A recent U.S. Securities and Exchange Commission (SEC) enforcement action punishing a financial firm for its subpar data security practices—the agency’s first-ever use of its “red flags” rule—called out the company’s board of directors for its failure to “administer and oversee” the program.

While corporate boards are charged with the general oversight of business risks including cyber risks, it’s far from the norm for a data security regulation to draw a straight line to the boardroom. The SEC’s “red flags rule” does just that and places direct responsibility on corporate boards. In an enforcement order against Voya Financial Advisors, the Iowa-based investment advisory arm of Voya Financial, the commission used the rule to censure the asset management firm for allowing hackers to roam freely though its customer information. The hackers were able to access social security numbers, account balances, and even details of client investment accounts, according to the commission.

This should set off alarm bells for every financial firm and board of directors under the SEC’s watch. It’s likely that most companies are not in compliance with the rule and, given the agency’s increased focus on cybersecurity, this should be their wake-up call to quickly get such a program in place.

Five years ago, the SEC adopted the rule, formally called the “Identify Theft Red Flags Rule,” which requires investment firms to pay attention to identity theft by developing and implementing a written program to “detect, prevent and mitigate” identity theft and fraud, and to provide “red flags” or other warning signs when hackers might be trying to steal customer information or customer identities. The rule also requires that a firm’s board of directors or senior leadership administer the program. But until recently, the SEC did not enforce the rule.

The SEC’s charge against Voya implies that the company’s conduct was so egregious that it might explain the agency’s decision to finally make use of its “red flags” rule. During a six-day window in 2016, cybercriminals impersonated Voya’s independent investment representatives—the largest segment of the firm’s work force—by calling the Voya help line and asking that their passwords be reset.  Even though some of the telephone numbers used by the hackers were already flagged in Voya’s system as being associated with fraud, the callers still made it past security and were able to convince Voya’s help line to reset their passwords and provide new passwords over the phone, according to the SEC.
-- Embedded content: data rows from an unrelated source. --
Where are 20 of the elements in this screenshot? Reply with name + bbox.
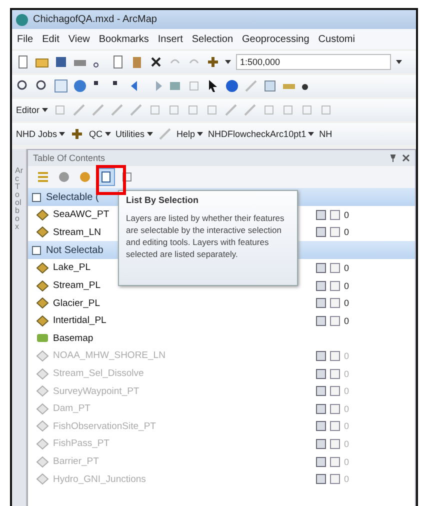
selected-count: 0 <box>344 210 350 220</box>
selected-count: 0 <box>344 280 350 291</box>
side-tab-label: ArcToolbox <box>15 167 23 233</box>
selected-count: 0 <box>344 438 350 449</box>
selected-count: 0 <box>344 368 350 379</box>
tooltip-title: List By Selection <box>126 195 200 205</box>
selected-count: 0 <box>344 386 350 396</box>
panel-title: Table Of Contents <box>33 153 106 163</box>
window-title: ChichagofQA.mxd - ArcMap <box>33 14 157 25</box>
selected-count: 0 <box>344 262 350 273</box>
selected-count: 0 <box>344 474 350 484</box>
selected-count: 0 <box>344 350 350 361</box>
selected-count: 0 <box>344 227 350 238</box>
selected-count: 0 <box>344 316 350 326</box>
selected-count: 0 <box>344 404 350 414</box>
selected-count: 0 <box>344 456 350 467</box>
group-label: Not Selectab <box>46 244 104 256</box>
selected-count: 0 <box>344 421 350 432</box>
tooltip-text: Layers are listed by whether their features are selectable by the interactive selection and editing tools. Layers with features selected are listed separately. <box>126 213 286 261</box>
selected-count: 0 <box>344 298 350 308</box>
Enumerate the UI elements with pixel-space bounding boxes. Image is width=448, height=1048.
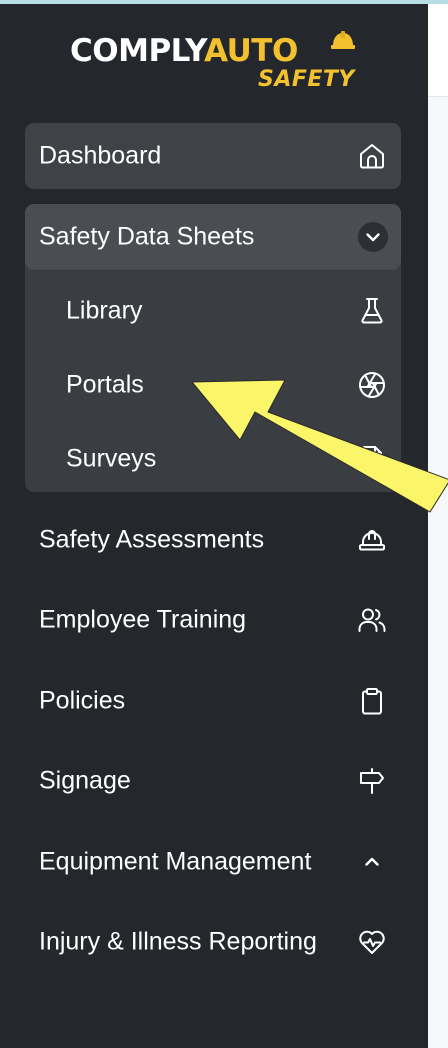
sidebar-item-label: Employee Training <box>39 605 247 634</box>
logo-word-auto-o: O <box>271 33 298 69</box>
sidebar-item-safety-data-sheets[interactable]: Safety Data Sheets <box>25 204 401 270</box>
sidebar-item-policies[interactable]: Policies <box>25 668 401 734</box>
sidebar-item-employee-training[interactable]: Employee Training <box>25 587 401 653</box>
sidebar-item-label: Equipment Management <box>39 847 312 876</box>
signpost-icon <box>357 766 387 796</box>
home-icon <box>357 141 387 171</box>
sidebar-item-label: Signage <box>39 766 131 795</box>
logo-word-auto: AUT <box>204 33 272 69</box>
sidebar-item-label: Policies <box>39 686 126 715</box>
sidebar-item-injury-illness-reporting[interactable]: Injury & Illness Reporting <box>25 909 401 975</box>
sidebar-subitem-label: Portals <box>66 370 144 399</box>
sidebar-item-label: Safety Assessments <box>39 525 265 554</box>
sidebar-item-safety-assessments[interactable]: Safety Assessments <box>25 507 401 573</box>
logo-wordmark: COMPLYAUTO <box>70 34 298 68</box>
hard-hat-logo-icon <box>331 31 355 49</box>
main-header-edge <box>428 4 448 97</box>
sidebar-subitem-portals[interactable]: Portals <box>25 352 401 418</box>
app-logo[interactable]: COMPLYAUTO SAFETY <box>0 26 428 96</box>
heart-pulse-icon <box>357 927 387 957</box>
sidebar-item-dashboard[interactable]: Dashboard <box>25 123 401 189</box>
sidebar-item-equipment-management[interactable]: Equipment Management <box>25 829 401 895</box>
main-content-edge <box>428 4 448 1048</box>
sidebar-subitem-surveys[interactable]: Surveys <box>25 426 401 492</box>
logo-subtitle: SAFETY <box>258 67 355 92</box>
aperture-icon <box>357 370 387 400</box>
flask-icon <box>357 296 387 326</box>
sidebar-subitem-label: Surveys <box>66 444 157 473</box>
sidebar-subitem-library[interactable]: Library <box>25 278 401 344</box>
sidebar-subitem-label: Library <box>66 296 143 325</box>
sidebar-item-label: Injury & Illness Reporting <box>39 927 317 956</box>
chevron-down-icon[interactable] <box>358 222 388 252</box>
chevron-up-icon[interactable] <box>357 847 387 877</box>
sidebar-item-label: Safety Data Sheets <box>39 222 255 251</box>
users-icon <box>357 605 387 635</box>
logo-word-comply: COMPLY <box>70 33 205 69</box>
document-icon <box>357 444 387 474</box>
sidebar-item-signage[interactable]: Signage <box>25 748 401 814</box>
hard-hat-icon <box>357 525 387 555</box>
sidebar-item-label: Dashboard <box>39 141 162 170</box>
clipboard-icon <box>357 686 387 716</box>
sidebar: COMPLYAUTO SAFETY Dashboard Safety Data … <box>0 4 428 1048</box>
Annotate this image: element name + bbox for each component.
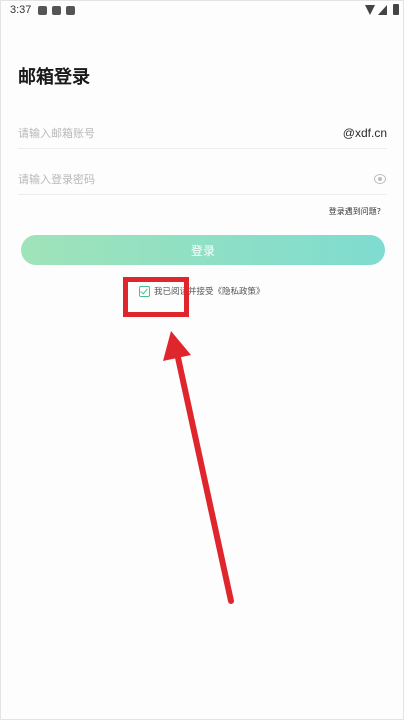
email-input[interactable] bbox=[18, 122, 318, 144]
status-time: 3:37 bbox=[10, 4, 32, 16]
status-bar: 3:37 bbox=[1, 1, 404, 21]
mail-notification-icon bbox=[66, 6, 75, 15]
email-domain-suffix: @xdf.cn bbox=[342, 126, 387, 140]
page-title: 邮箱登录 bbox=[18, 67, 90, 88]
annotation-arrow bbox=[163, 331, 234, 604]
battery-icon bbox=[393, 4, 399, 15]
privacy-policy-link[interactable]: 《隐私政策》 bbox=[214, 285, 265, 297]
password-field-row bbox=[18, 164, 387, 195]
email-field-row: @xdf.cn bbox=[18, 118, 387, 149]
annotation-highlight-box bbox=[123, 277, 189, 317]
wifi-icon bbox=[365, 5, 375, 15]
login-help-link[interactable]: 登录遇到问题? bbox=[329, 206, 381, 217]
eye-icon[interactable] bbox=[374, 174, 386, 184]
signal-icon bbox=[378, 5, 387, 15]
gallery-notification-icon bbox=[38, 6, 47, 15]
login-button[interactable]: 登录 bbox=[21, 235, 385, 265]
app-notification-icon bbox=[52, 6, 61, 15]
password-input[interactable] bbox=[18, 168, 318, 190]
login-screen: 3:37 邮箱登录 @xdf.cn 登录遇到问题? 登录 我已阅读并接受 《隐私… bbox=[0, 0, 404, 720]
The intruders used the new passwords to gain access to the personal information of 5,600 customers, the SEC alleged, and then used the customer information to create new online customer profiles and identities and to pour through thousands of account records.

Without so much as triggering a fraud alert, hackers were able to change a legitimate customer’s phone number and address of record, which meant account statements and confirmations would be re-routed from legitimate customers to the hackers. In several instances, the SEC said, hackers used a “@yopmail.com” address, a disposable email service that lets users create an email address, review incoming emails, and then destroy everything.
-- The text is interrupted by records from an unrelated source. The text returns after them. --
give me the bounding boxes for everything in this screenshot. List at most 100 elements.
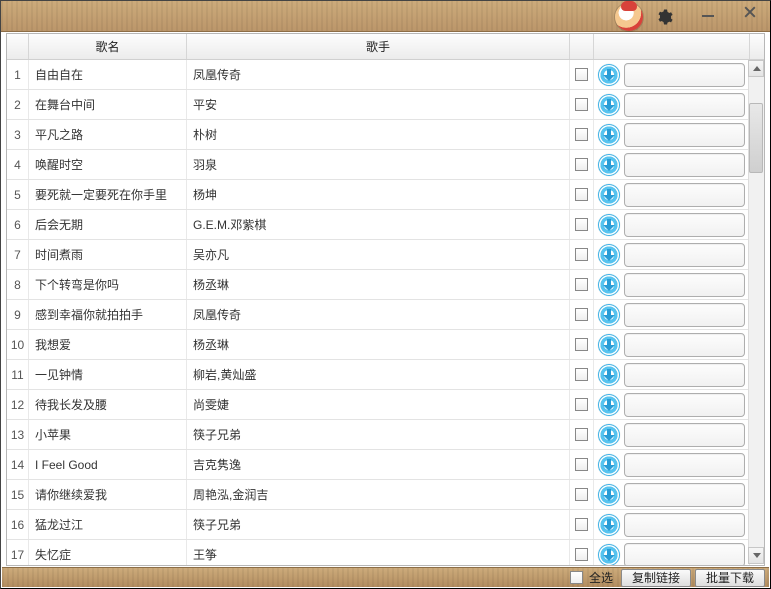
row-checkbox[interactable] — [575, 248, 588, 261]
table-row[interactable]: 15请你继续爱我周艳泓,金润吉 — [7, 480, 764, 510]
row-checkbox[interactable] — [575, 98, 588, 111]
copy-links-button[interactable]: 复制链接 — [621, 569, 691, 587]
download-field[interactable] — [624, 123, 745, 147]
download-icon[interactable] — [598, 274, 620, 296]
table-row[interactable]: 16猛龙过江筷子兄弟 — [7, 510, 764, 540]
download-icon[interactable] — [598, 454, 620, 476]
row-checkbox[interactable] — [575, 158, 588, 171]
download-field[interactable] — [624, 423, 745, 447]
select-all-checkbox[interactable] — [570, 571, 583, 584]
download-field[interactable] — [624, 93, 745, 117]
download-icon[interactable] — [598, 154, 620, 176]
song-name: 时间煮雨 — [29, 240, 187, 269]
scroll-up-button[interactable] — [748, 60, 764, 77]
download-icon[interactable] — [598, 514, 620, 536]
download-field[interactable] — [624, 183, 745, 207]
download-field[interactable] — [624, 333, 745, 357]
header-select[interactable] — [570, 34, 594, 59]
download-field[interactable] — [624, 543, 745, 566]
artist-name: 筷子兄弟 — [187, 510, 570, 539]
row-download-cell — [594, 360, 750, 389]
row-checkbox[interactable] — [575, 188, 588, 201]
download-icon[interactable] — [598, 244, 620, 266]
row-select-cell — [570, 60, 594, 89]
table-row[interactable]: 14I Feel Good吉克隽逸 — [7, 450, 764, 480]
download-icon[interactable] — [598, 424, 620, 446]
row-checkbox[interactable] — [575, 488, 588, 501]
table-row[interactable]: 6后会无期G.E.M.邓紫棋 — [7, 210, 764, 240]
table-row[interactable]: 5要死就一定要死在你手里杨坤 — [7, 180, 764, 210]
row-checkbox[interactable] — [575, 368, 588, 381]
header-index[interactable] — [7, 34, 29, 59]
row-checkbox[interactable] — [575, 428, 588, 441]
table-row[interactable]: 12待我长发及腰尚雯婕 — [7, 390, 764, 420]
row-download-cell — [594, 240, 750, 269]
row-index: 8 — [7, 270, 29, 299]
row-download-cell — [594, 450, 750, 479]
songs-panel: 歌名 歌手 1自由自在凤凰传奇2在舞台中间平安3平凡之路朴树4唤醒时空羽泉5要死… — [6, 33, 765, 566]
row-checkbox[interactable] — [575, 458, 588, 471]
download-icon[interactable] — [598, 124, 620, 146]
header-download[interactable] — [594, 34, 750, 59]
header-artist[interactable]: 歌手 — [187, 34, 570, 59]
row-download-cell — [594, 540, 750, 565]
artist-name: 平安 — [187, 90, 570, 119]
row-checkbox[interactable] — [575, 128, 588, 141]
row-filler — [750, 510, 764, 539]
row-checkbox[interactable] — [575, 308, 588, 321]
download-field[interactable] — [624, 273, 745, 297]
download-field[interactable] — [624, 393, 745, 417]
download-icon[interactable] — [598, 214, 620, 236]
table-row[interactable]: 2在舞台中间平安 — [7, 90, 764, 120]
download-field[interactable] — [624, 363, 745, 387]
row-checkbox[interactable] — [575, 518, 588, 531]
header-song[interactable]: 歌名 — [29, 34, 187, 59]
row-checkbox[interactable] — [575, 218, 588, 231]
download-icon[interactable] — [598, 334, 620, 356]
artist-name: G.E.M.邓紫棋 — [187, 210, 570, 239]
table-row[interactable]: 17失忆症王筝 — [7, 540, 764, 565]
scroll-down-button[interactable] — [748, 547, 764, 564]
download-field[interactable] — [624, 453, 745, 477]
download-icon[interactable] — [598, 94, 620, 116]
row-checkbox[interactable] — [575, 398, 588, 411]
table-row[interactable]: 3平凡之路朴树 — [7, 120, 764, 150]
scroll-thumb[interactable] — [749, 103, 763, 173]
row-checkbox[interactable] — [575, 278, 588, 291]
close-button[interactable] — [729, 1, 771, 23]
table-row[interactable]: 7时间煮雨吴亦凡 — [7, 240, 764, 270]
download-field[interactable] — [624, 63, 745, 87]
table-row[interactable]: 1自由自在凤凰传奇 — [7, 60, 764, 90]
row-filler — [750, 240, 764, 269]
download-field[interactable] — [624, 483, 745, 507]
avatar[interactable] — [615, 3, 643, 31]
artist-name: 杨坤 — [187, 180, 570, 209]
download-field[interactable] — [624, 153, 745, 177]
row-filler — [750, 390, 764, 419]
table-row[interactable]: 13小苹果筷子兄弟 — [7, 420, 764, 450]
download-icon[interactable] — [598, 184, 620, 206]
settings-button[interactable] — [652, 5, 676, 29]
download-icon[interactable] — [598, 544, 620, 566]
download-field[interactable] — [624, 243, 745, 267]
download-field[interactable] — [624, 513, 745, 537]
download-field[interactable] — [624, 213, 745, 237]
download-icon[interactable] — [598, 394, 620, 416]
table-row[interactable]: 9感到幸福你就拍拍手凤凰传奇 — [7, 300, 764, 330]
download-icon[interactable] — [598, 484, 620, 506]
row-filler — [750, 270, 764, 299]
row-select-cell — [570, 150, 594, 179]
download-icon[interactable] — [598, 364, 620, 386]
table-row[interactable]: 11一见钟情柳岩,黄灿盛 — [7, 360, 764, 390]
row-checkbox[interactable] — [575, 548, 588, 561]
table-row[interactable]: 4唤醒时空羽泉 — [7, 150, 764, 180]
row-checkbox[interactable] — [575, 338, 588, 351]
minimize-button[interactable] — [687, 1, 729, 23]
table-row[interactable]: 10我想爱杨丞琳 — [7, 330, 764, 360]
download-icon[interactable] — [598, 304, 620, 326]
row-checkbox[interactable] — [575, 68, 588, 81]
batch-download-button[interactable]: 批量下载 — [695, 569, 765, 587]
table-row[interactable]: 8下个转弯是你吗杨丞琳 — [7, 270, 764, 300]
download-icon[interactable] — [598, 64, 620, 86]
download-field[interactable] — [624, 303, 745, 327]
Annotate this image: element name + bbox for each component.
Voya had an identity theft program in place since 2009 but the program was not updated, nor was it approved by the firm’s board of directors or senior leaders, as is required. Instead, the program languished, was ignored by Voya’s security team and fell far below the requirements of the regulation.

Although Voya did not admit or deny liability in the SEC settlement, the commission deemed the firm’s violation of the red flags rule as “willful.”

“VFA’s [Voya Financial Advisors] board of directors or a designated member of VFA’s management did not administer and oversee the Identity Theft Prevention Program, as required by the Identity Theft Red Flags Rule,” concluded the SEC.

In the settlement, the SEC ordered that Voya clean up a laundry list of data security issues and also mandated that it engage a consultant to monitor its compliance with the red flags rule. This is also a first time the SEC has ordered use of an independent monitor to police compliance with the red flags rule.

Yet it’s likely that few firms and even fewer boards are aware of the rule. Many firms and their leaders are familiar with the SEC’s general data security rule and its guidance to public companies about disclosing cybersecurity risks and data breaches, but the red flags rule—for all its timeliness and importance—has flown under the proverbial radar screen.

Over the past few years, the SEC has made scrutiny of companies’ cybersecurity practices a priority. Earlier this year, the agency updated guidance to public companies, telling them to beef up cybersecurity risk factors and data breach disclosures. And in April, the SEC pursued its first-ever cybersecurity enforcement action over the massive Yahoo! data breach after it was learned that the company sat on news for more than two years that hackers had made off with the personal information of more than 500 million users. Altaba, the company that has since purchased Yahoo, was fined $35 million for the tardy disclosure.

With the SEC toughening its stance on data security issues, corporate leaders and board members should treat the Voya case as an object lesson and ensure that their identity theft programs are up-to-date and align with the particular cybersecurity risks that face their organization. Although Voya was only hit with a symbolic $1 million fine, it’s doubtful that the SEC will be as forgiving in the future.


Craig A. Newman is a partner with Patterson Belknap Webb & Tyler LLP, the New York law firm, and chair of its Privacy and Data Security Practice. All thoughts are his own.